Burns Lake resident Carla Lewis is helping showcase the best of the Lakes District to visitors through her photography, which is displayed at the Burns Lake Band’s Key-oh Lodge.
Lewis was hired to produce 50 three-by-four feet pictures of the Burns Lake area for the new 42-room lodge, which was recently inaugurated in Burns Lake.
Her photos can now be seen in every room of the hotel, instigating the curiosity of visitors to go out and explore what the town has to offer.
“So many people just pass through our town and don’t see the countryside that’s out there,” said Lewis. “I hope that people will look at my photos and think, ‘Oh, so this is Burns Lake,’ and not think that Burns Lake is just the highway that goes through town.”
“Maybe it will encourage people to stick around, check out the town and explore.”
Since the Burns Lake Band wanted to hire someone local to do this job, Lewis decided to pay it forward and also hire local businesses to do the printing and framing of her pictures. She chose Lakes District Printing and Stationery to print her photos and Process 4 circle arts Gallery for the framing.
Wayne Brown, owner of Process 4 circle arts Gallery, described her photographs as “brilliant.”

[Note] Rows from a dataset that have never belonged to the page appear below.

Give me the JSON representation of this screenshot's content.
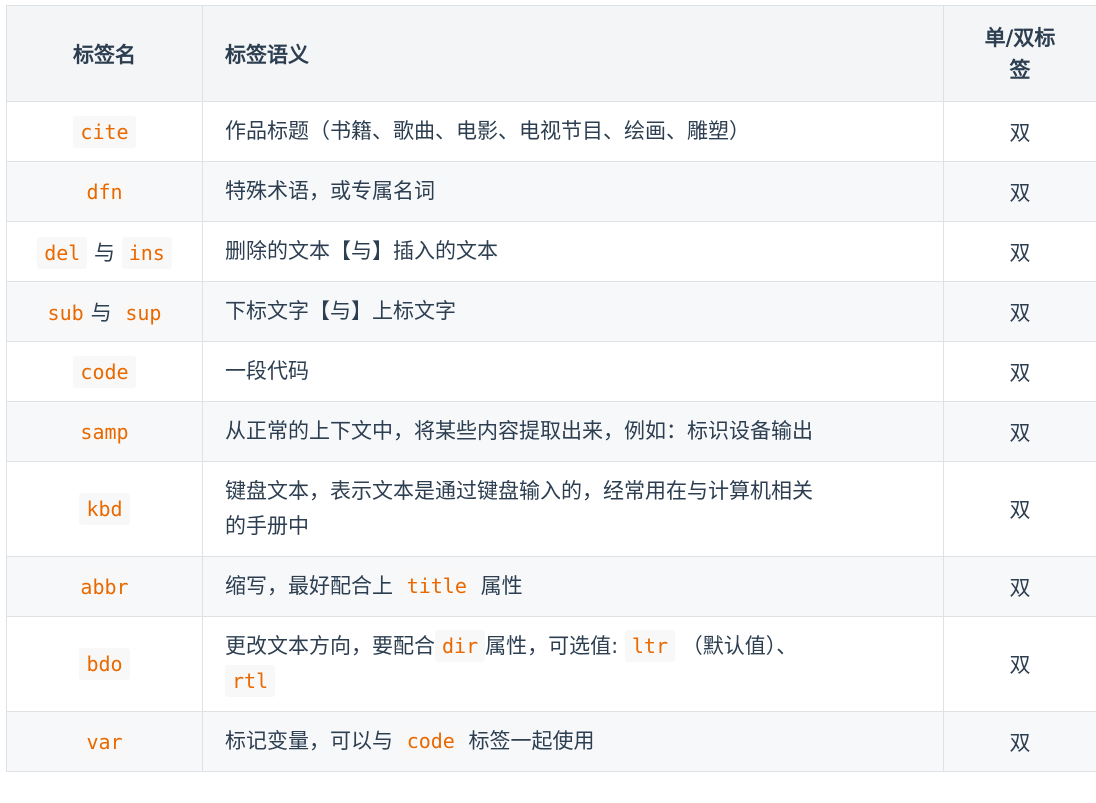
{
  "headers": {
    "tag_name": "标签名",
    "semantics": "标签语义",
    "single_double_line1": "单/双标",
    "single_double_line2": "签"
  },
  "rows": [
    {
      "tag_a": "cite",
      "semantics": "作品标题（书籍、歌曲、电影、电视节目、绘画、雕塑）",
      "kind": "双"
    },
    {
      "tag_a": "dfn",
      "semantics": "特殊术语，或专属名词",
      "kind": "双"
    },
    {
      "tag_a": "del",
      "joiner": "与",
      "tag_b": "ins",
      "semantics": "删除的文本【与】插入的文本",
      "kind": "双"
    },
    {
      "tag_a": "sub",
      "joiner": "与",
      "tag_b": "sup",
      "semantics": "下标文字【与】上标文字",
      "kind": "双"
    },
    {
      "tag_a": "code",
      "semantics": "一段代码",
      "kind": "双"
    },
    {
      "tag_a": "samp",
      "semantics": "从正常的上下文中，将某些内容提取出来，例如：标识设备输出",
      "kind": "双"
    },
    {
      "tag_a": "kbd",
      "semantics_line1": "键盘文本，表示文本是通过键盘输入的，经常用在与计算机相关",
      "semantics_line2": "的手册中",
      "kind": "双"
    },
    {
      "tag_a": "abbr",
      "semantics_pre": "缩写，最好配合上",
      "semantics_code": "title",
      "semantics_post": "属性",
      "kind": "双"
    },
    {
      "tag_a": "bdo",
      "semantics_pre": "更改文本方向，要配合",
      "semantics_code1": "dir",
      "semantics_mid": "属性，可选值:",
      "semantics_code2": "ltr",
      "semantics_mid2": "（默认值）、",
      "semantics_code3": "rtl",
      "kind": "双"
    },
    {
      "tag_a": "var",
      "semantics_pre": "标记变量，可以与",
      "semantics_code": "code",
      "semantics_post": "标签一起使用",
      "kind": "双"
    }
  ]
}
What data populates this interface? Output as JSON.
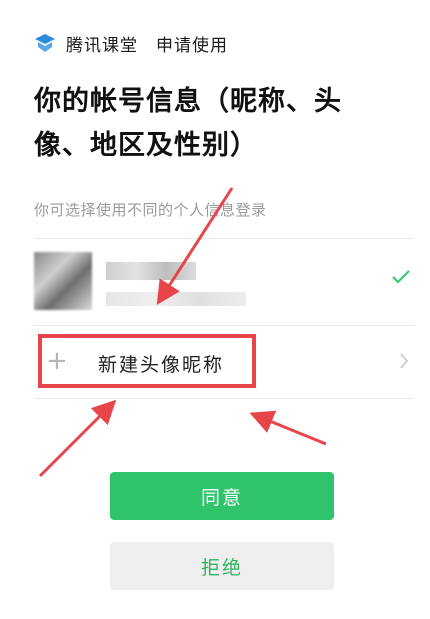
{
  "header": {
    "app_name": "腾讯课堂",
    "request_text": "申请使用",
    "logo_icon": "tencent-classroom-logo",
    "logo_color": "#2b8cdc"
  },
  "title": "你的帐号信息（昵称、头像、地区及性别）",
  "subtitle": "你可选择使用不同的个人信息登录",
  "account": {
    "selected": true,
    "check_color": "#2fc46b"
  },
  "new_profile": {
    "icon": "plus-icon",
    "plus": "+",
    "label": "新建头像昵称",
    "chevron": "chevron-right-icon"
  },
  "buttons": {
    "agree": "同意",
    "refuse": "拒绝"
  },
  "colors": {
    "primary": "#2fc46b",
    "annotation": "#e8454a"
  }
}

“I am really impressed with her composition, and her ability to capture light,” said Brown. “I was more than delighted to frame her work.”
“She’s got a very good eye and she’s willing to go out in all kinds of weather and time to capture the pictures,” he continued. “Capturing the Northern Lights in Burns Lake is not an easy chore.”

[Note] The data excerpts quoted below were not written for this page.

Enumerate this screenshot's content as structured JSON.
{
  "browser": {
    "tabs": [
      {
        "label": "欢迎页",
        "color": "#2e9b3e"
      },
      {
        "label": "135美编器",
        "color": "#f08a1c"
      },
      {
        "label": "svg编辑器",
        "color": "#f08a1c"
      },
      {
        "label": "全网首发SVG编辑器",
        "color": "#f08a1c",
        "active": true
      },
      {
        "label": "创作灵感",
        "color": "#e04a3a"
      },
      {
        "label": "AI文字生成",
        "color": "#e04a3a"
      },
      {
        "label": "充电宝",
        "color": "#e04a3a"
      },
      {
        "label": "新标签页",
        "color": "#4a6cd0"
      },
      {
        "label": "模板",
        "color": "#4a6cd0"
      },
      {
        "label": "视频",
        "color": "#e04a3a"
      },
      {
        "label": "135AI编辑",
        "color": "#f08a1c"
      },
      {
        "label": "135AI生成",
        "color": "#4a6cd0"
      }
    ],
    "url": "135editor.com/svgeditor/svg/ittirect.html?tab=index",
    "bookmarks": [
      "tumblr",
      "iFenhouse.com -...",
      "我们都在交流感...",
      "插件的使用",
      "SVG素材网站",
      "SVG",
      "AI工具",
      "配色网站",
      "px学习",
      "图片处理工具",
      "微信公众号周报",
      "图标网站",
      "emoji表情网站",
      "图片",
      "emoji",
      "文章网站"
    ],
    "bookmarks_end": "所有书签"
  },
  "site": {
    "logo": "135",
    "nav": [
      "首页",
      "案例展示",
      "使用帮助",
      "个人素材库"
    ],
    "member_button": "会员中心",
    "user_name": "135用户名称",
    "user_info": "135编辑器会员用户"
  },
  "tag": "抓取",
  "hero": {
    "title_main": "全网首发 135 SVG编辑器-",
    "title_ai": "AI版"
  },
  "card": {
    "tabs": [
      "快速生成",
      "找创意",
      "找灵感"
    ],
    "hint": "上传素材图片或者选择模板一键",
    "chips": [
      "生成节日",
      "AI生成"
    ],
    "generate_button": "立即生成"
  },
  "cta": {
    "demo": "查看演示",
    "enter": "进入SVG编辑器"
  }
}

Being a member of Wet’suwet’en First Nation, Lewis feels it’s important not only to promote the Lakes District, but also her aboriginal culture. Her artwork reflects her unique perspective of the territory where she was born and raised.

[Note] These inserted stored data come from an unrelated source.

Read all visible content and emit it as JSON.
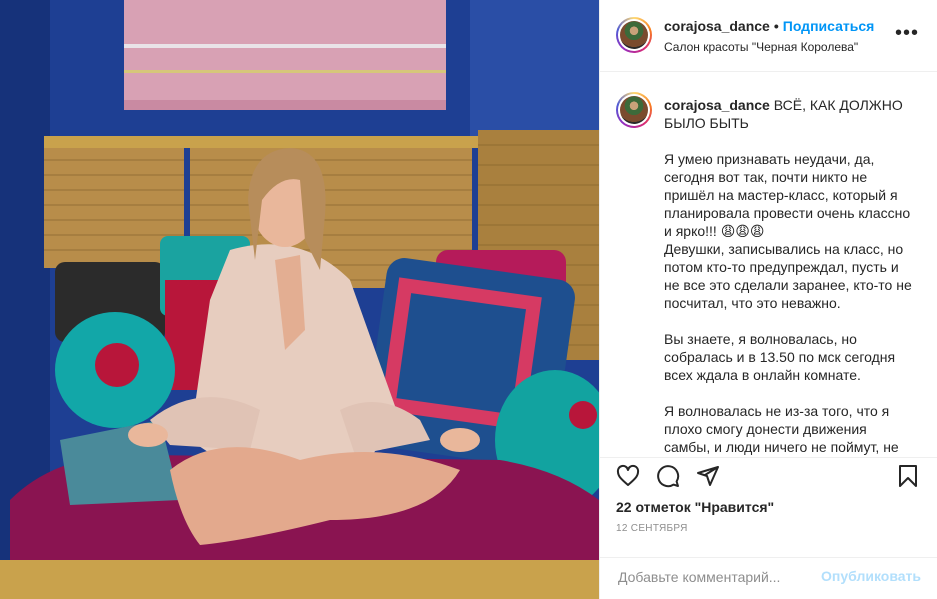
{
  "post": {
    "photo_alt": "",
    "header": {
      "username": "corajosa_dance",
      "separator": "•",
      "follow_label": "Подписаться",
      "location": "Салон красоты \"Черная Королева\"",
      "more_icon": "more-horizontal-icon"
    },
    "caption": {
      "username": "corajosa_dance",
      "title": "ВСЁ, КАК ДОЛЖНО БЫЛО БЫТЬ",
      "body": "Я умею признавать неудачи, да, сегодня вот так, почти никто не пришёл на мастер-класс, который я планировала провести очень классно и ярко!!! 😩😩😩\nДевушки, записывались на класс, но потом кто-то предупреждал, пусть и не все это сделали заранее, кто-то не посчитал, что это неважно.\n\nВы знаете, я волновалась, но собралась и в 13.50 по мск сегодня всех ждала в онлайн комнате.\n\nЯ волновалась не из-за того, что я плохо смогу донести движения самбы, и люди ничего не поймут, не"
    },
    "actions": {
      "like_icon": "heart-icon",
      "comment_icon": "comment-icon",
      "share_icon": "share-icon",
      "save_icon": "bookmark-icon"
    },
    "likes_text": "22 отметок \"Нравится\"",
    "date_text": "12 сентября",
    "comment": {
      "placeholder": "Добавьте комментарий...",
      "post_label": "Опубликовать"
    },
    "colors": {
      "accent": "#0095f6",
      "post_disabled": "#b2dffc",
      "muted": "#8e8e8e",
      "border": "#efefef"
    }
  }
}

“Photography for me has become about promoting the local area and trying to be a positive influence in the community, but also promoting my indigenous culture… promoting positive images of First Nations because a lot of times people just see the stereotypes, people just see the bad side of indigenous culture and they don’t see all the amazing things that are happening, so I try to capture that and get those images into the world.”
All of her pictures at Key-oh Lodge have plaques with the pictures’ names written in both English and Carrier (Wet’suwet’en dialect).
The talented photographer said she started taking photos when she was a teenager.
“When I was 16 and had a summer job, I saved up and bought my first camera… I have been shooting ever since.”
Gradually over the years, photography became more than a passion. Lewis started making money by shooting weddings and portraits. Later on she was hired to work on larger projects such as taking photographs for the Regional District of Bulkley-Nechako to help promote the region. She’s also been shooting for the ‘Love Burns Lake’ website, which promotes local businesses.
“Since I’ve been doing it for so long, when I’m even just looking out into the world, I see things kind of through a frame and picture what that photograph might look like,” she said.
“Photography has always been about creating something that is artistic,” she added. “It’s just looking at things differently, and trying to find different angles and different perspectives.”
Her artwork also can be found at the Lakes Artisan Centre and on her website – www.yintah.com.